First with God, when we acknowledge or defects, instead of driving God away, we draw him to us and satisfy his desire to be merciful. It is only then that we realise that those things for which we feel unlovable are exactly what we have to offer God to attract him and allow him to do what only God can do – to accept, heal and forgive us. Patrick Kavanagh once asked the question ‘O God can a man find you when he lies with his face downwards and his nose in the rubble of his own achievements?’ (‘From Failure Up’). In the light of the Gospel that speaks to human imperfection, the good news is ‘Yes’: a person can find God in the midst of failure or better still, God comes to meet them there.

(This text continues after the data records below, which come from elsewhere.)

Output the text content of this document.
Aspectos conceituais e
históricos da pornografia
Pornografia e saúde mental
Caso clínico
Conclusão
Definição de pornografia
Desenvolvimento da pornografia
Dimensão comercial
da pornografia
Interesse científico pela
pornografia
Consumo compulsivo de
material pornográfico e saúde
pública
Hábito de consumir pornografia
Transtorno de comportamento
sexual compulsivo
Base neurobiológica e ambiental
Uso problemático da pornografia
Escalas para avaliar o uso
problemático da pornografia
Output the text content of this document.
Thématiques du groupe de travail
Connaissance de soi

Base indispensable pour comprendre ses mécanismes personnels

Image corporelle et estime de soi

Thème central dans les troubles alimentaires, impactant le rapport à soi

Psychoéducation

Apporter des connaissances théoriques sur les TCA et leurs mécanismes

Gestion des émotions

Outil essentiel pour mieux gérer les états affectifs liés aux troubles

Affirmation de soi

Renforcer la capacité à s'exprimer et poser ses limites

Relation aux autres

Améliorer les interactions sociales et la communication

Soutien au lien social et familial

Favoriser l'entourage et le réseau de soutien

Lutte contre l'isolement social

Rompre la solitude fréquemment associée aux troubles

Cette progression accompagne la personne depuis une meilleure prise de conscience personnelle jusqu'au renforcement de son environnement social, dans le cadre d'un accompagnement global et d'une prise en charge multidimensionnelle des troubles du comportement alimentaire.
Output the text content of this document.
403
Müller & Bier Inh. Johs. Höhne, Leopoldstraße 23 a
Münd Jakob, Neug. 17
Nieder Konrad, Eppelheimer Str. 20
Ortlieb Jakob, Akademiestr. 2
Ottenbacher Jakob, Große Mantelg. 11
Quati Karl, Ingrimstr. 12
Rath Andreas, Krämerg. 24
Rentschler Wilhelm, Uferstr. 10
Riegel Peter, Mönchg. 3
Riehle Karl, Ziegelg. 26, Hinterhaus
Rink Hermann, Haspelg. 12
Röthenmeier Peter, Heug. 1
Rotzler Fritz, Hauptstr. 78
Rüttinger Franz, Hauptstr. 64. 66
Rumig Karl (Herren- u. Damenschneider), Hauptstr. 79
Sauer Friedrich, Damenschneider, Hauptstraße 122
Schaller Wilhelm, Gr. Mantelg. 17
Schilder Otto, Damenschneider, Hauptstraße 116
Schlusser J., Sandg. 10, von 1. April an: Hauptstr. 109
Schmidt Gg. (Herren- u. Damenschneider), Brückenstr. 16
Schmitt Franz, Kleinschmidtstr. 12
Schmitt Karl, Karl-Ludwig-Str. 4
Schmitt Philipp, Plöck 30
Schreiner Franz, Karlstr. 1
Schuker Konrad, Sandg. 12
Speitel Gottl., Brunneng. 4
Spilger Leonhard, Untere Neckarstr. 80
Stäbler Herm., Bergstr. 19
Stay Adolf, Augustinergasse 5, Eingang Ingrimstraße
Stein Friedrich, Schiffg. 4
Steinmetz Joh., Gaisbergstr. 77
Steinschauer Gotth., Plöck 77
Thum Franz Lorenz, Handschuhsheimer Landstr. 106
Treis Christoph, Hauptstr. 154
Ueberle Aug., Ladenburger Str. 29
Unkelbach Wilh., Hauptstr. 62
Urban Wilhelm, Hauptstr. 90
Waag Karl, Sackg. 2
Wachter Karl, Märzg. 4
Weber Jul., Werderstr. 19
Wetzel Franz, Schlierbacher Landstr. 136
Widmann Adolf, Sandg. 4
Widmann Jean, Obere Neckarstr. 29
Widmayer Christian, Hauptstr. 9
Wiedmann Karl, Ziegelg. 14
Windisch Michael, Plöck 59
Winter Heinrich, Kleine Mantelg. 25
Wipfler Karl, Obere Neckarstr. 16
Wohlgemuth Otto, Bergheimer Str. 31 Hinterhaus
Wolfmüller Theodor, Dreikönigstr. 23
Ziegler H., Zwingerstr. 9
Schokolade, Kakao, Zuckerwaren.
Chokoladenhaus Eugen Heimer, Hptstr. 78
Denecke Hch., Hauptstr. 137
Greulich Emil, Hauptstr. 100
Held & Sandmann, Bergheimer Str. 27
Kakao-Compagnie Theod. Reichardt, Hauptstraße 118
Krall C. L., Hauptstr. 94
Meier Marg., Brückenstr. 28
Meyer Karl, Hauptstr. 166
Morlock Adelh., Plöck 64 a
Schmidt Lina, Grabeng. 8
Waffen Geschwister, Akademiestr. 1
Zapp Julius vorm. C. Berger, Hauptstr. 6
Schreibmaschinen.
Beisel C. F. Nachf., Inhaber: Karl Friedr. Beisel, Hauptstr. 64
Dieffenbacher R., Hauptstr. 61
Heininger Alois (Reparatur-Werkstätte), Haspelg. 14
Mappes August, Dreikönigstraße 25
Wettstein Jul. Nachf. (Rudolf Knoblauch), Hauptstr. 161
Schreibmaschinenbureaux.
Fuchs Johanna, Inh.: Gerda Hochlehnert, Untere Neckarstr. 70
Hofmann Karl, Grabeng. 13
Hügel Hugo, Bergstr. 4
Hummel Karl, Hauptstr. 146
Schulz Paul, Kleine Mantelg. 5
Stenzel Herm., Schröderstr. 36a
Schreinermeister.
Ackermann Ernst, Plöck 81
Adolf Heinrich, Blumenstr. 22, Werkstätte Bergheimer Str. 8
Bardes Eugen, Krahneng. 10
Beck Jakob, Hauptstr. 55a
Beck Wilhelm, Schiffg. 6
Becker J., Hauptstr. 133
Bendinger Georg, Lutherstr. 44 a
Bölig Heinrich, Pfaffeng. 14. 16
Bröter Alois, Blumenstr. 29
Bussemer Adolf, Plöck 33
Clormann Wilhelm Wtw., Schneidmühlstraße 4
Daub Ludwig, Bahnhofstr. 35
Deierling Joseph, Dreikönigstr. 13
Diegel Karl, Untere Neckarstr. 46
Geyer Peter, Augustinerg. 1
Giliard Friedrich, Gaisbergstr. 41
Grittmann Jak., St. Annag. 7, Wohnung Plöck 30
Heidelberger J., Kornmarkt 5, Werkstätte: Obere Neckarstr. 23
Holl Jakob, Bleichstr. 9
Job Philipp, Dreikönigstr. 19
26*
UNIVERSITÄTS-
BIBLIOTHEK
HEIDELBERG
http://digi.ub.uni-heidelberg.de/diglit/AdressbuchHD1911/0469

So too with other people. If we think we have no imperfections or at least very few then we are prone to pride and self-delusion. This is the pride that judges others and separates ourselves from those in whom we see nothing but faults as we remain blind to our own. Even Jesus suffers this kind of prejudice in the Gospel where it states bluntly: ‘And they would not accept him’. When we honestly accept our own imperfections, we begin to see ourselves as being one with every sinner who becomes my brother, sister and companion along the way of human struggle. A healthy sense of others’ weakness brings them closer to us in the same family of God where I can see their imperfections in mine and where I can see my imperfections in theirs.

St Therese of Lisieux once admitted ‘I have my faults but I also have courage’. We all have our faults but we also have what is more important: courage and most of all faith in the God who loves us in our imperfection.